Abstract

A lysozyme-detergent procedure was developed for isolation of tau-particles from cells infected by gene-21 mutants of T4 bacteriophage. These particles have a sedimentation coefficient of 440 +/- 10 S. They contain less than 1% detectable nuclease-resistant DNA, are smaller (650 x 850 A) than normal bacteriophage heads (800 x 1100 A), and exhibit two major bands on 7.5% Na dodecyl sulfate-acrylamide gels. The more prominent band (55,000 daltons) corresponds to the uncleaved, major capsid polypeptide (P23); the other band (32,000 daltons) corresponds to the gene-22 product (P22). Temperature-shift experiments with cells infected with tsN8 (gene 21) mutants were used to study the fate of tau-particles accumulated under nonpermissive conditions. 50 Min after ts N8-infected cells were shifted from the nonpermissive (41.5 degrees ) to the permissive (25 degrees ) temperature, a phage burst occurred that was 75% of that observed with wild-type phage.

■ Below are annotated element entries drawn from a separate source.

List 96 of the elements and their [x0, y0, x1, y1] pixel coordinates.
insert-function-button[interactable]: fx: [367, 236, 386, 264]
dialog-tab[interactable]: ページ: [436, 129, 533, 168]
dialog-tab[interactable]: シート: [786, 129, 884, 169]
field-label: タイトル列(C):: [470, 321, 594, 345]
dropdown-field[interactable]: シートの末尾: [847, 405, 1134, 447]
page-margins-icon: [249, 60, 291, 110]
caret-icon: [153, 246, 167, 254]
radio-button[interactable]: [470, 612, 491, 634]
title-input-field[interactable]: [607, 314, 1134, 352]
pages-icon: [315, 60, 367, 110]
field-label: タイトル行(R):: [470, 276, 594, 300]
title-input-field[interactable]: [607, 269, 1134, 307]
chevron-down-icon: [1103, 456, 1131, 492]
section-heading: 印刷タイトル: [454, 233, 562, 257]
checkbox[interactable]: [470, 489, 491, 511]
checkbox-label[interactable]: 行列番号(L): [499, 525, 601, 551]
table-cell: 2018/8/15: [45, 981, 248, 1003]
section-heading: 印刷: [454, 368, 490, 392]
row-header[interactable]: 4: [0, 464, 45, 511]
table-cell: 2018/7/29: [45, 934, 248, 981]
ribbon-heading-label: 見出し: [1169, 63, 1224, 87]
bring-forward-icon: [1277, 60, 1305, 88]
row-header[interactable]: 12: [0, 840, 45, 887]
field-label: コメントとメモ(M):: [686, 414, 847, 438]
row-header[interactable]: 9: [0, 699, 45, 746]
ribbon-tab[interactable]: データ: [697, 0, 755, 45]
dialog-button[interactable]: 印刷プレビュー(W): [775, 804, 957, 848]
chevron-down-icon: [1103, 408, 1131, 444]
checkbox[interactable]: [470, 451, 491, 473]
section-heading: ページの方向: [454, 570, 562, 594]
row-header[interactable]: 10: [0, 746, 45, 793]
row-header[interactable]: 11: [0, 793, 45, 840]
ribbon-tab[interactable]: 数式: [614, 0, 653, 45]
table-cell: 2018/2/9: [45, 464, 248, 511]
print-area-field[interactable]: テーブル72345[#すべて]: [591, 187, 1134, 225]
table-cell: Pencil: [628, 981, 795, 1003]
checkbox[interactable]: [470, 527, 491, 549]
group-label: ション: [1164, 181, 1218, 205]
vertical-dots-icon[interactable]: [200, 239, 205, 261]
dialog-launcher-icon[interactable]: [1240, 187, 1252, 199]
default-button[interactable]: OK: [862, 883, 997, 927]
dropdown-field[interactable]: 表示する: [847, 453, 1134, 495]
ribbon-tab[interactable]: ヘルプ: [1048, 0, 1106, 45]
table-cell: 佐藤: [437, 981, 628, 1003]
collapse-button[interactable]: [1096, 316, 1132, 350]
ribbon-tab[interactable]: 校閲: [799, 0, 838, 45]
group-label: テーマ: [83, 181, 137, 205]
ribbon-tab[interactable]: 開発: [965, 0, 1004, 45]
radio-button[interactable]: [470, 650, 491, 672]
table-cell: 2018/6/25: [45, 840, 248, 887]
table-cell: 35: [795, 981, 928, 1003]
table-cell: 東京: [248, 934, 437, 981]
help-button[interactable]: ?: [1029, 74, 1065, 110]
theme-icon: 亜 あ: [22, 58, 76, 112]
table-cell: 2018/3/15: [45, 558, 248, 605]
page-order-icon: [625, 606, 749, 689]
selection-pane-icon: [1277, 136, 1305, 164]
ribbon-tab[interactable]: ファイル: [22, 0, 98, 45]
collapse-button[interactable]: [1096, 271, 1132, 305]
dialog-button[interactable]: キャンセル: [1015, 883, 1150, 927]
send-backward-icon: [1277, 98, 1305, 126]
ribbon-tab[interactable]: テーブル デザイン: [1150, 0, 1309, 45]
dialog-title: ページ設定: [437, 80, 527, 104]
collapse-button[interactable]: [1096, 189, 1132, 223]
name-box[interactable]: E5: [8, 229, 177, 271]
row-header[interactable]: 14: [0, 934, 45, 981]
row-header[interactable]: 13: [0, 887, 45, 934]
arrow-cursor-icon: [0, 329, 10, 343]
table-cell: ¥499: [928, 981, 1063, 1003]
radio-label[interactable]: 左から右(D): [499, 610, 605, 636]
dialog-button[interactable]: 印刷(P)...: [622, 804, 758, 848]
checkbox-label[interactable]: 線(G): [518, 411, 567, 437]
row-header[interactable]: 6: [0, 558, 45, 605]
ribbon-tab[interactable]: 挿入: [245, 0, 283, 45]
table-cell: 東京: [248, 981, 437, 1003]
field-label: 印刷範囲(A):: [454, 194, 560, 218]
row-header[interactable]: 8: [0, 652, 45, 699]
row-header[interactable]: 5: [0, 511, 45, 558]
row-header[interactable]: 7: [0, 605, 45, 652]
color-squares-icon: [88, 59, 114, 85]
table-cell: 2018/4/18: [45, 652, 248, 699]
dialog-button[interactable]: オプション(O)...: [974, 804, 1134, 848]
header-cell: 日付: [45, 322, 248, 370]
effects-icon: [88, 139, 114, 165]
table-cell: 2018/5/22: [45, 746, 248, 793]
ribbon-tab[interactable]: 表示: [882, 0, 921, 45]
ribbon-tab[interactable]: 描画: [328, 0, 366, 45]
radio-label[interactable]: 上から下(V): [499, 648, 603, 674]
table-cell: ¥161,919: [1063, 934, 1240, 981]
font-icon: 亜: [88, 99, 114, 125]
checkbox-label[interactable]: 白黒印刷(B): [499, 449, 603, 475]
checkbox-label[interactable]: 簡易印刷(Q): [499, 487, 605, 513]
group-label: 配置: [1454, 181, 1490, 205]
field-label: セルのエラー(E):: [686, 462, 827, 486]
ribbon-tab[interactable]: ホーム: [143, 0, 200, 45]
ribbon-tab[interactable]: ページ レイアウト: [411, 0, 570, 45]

However, in "pulse-chase" temperature-shift experiments, the radioactive tau-particle peak only slightly decreased (by 10-14%) by 50 min after the shift, whereas an increased amount of radioactivity (about four times as much as the tau-particle decrease) appeared in phage particles. The results suggest that at least two pools of head polypeptides coexist in cells infected with gene-21 mutants. One pool is composed of head subunits assembled into tau-particles, which are mostly aberrant structures; the second pool is composed of head subunits that are incorporated into mature phage when the gene-21 product becomes functional.